Senators voted Wednesday to upend a directive released in 2013, when the CFPB was run by Obama administration appointee Richard Cordray. If a similar measure is passed by the House and signed into law by President Donald Trump the regulator’s guidance will be overturned.
At issue is a common practice by car dealers: They add a markup to the interest rates that lenders charge on loans and pocket it. Under Cordray, the CFPB contended that such mark ups were routinely higher for minorities, and warned it might punish lenders for not adhering to fair lending laws.
“There was growing evidence that dealers marked up loans more often and higher for minorities than for whites with similar credit profiles,” Senator Elizabeth Warren said Tuesday in a floor speech. Voting to rescind the CFPB guidance enables “the Trump Administration’s systematic dismantling of fair lending laws,” the Massachusetts Democrat said.

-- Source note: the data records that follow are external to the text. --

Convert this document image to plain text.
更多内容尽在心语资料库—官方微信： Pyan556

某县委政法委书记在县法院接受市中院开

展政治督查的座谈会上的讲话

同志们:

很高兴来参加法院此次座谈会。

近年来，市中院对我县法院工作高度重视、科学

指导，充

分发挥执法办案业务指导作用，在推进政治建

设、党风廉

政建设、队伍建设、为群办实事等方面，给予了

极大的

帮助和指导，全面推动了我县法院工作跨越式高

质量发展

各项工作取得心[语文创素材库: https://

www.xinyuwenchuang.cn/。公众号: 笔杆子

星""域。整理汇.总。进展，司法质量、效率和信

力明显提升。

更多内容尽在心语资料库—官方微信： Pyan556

Auto dealer groups defend the markups as a standard practice that represents a reasonable price for connecting borrowers with lenders. Republican lawmakers contend that the consumer bureau guidance was an example of regulatory overreach.
“The CFPB, under Richard Cordray, frequently overstepped its authority while snubbing Congress and the public in the process,” Senator Pat Toomey of Pennsylvania, co-sponsor of the legislation with Senator Jerry Moran of Kansas, said in a statement. “This auto lending guidance is an example.”
The Republicans contend that the CFPB directive was actually a rule-making that should have been subject to the Congressional Review Act, which lets lawmakers scrap agency regulations within 60 legislative days. Toomey has weighed using that approach to reverse other policies, including leveraged lending guidance issued by agencies including the Federal Reserve.
Overturning the consumer bureau guidance would benefit banks and auto finance companies like Ally Financial Inc. that make a lot of auto loans in partnership with dealers, according to analysts at Capital Alpha.
“Dealers have even more to gain, given the high percentage of their profits these revenue-sharing agreements have long represented," Capital Alpha’s Chuck Gabriel wrote in a note.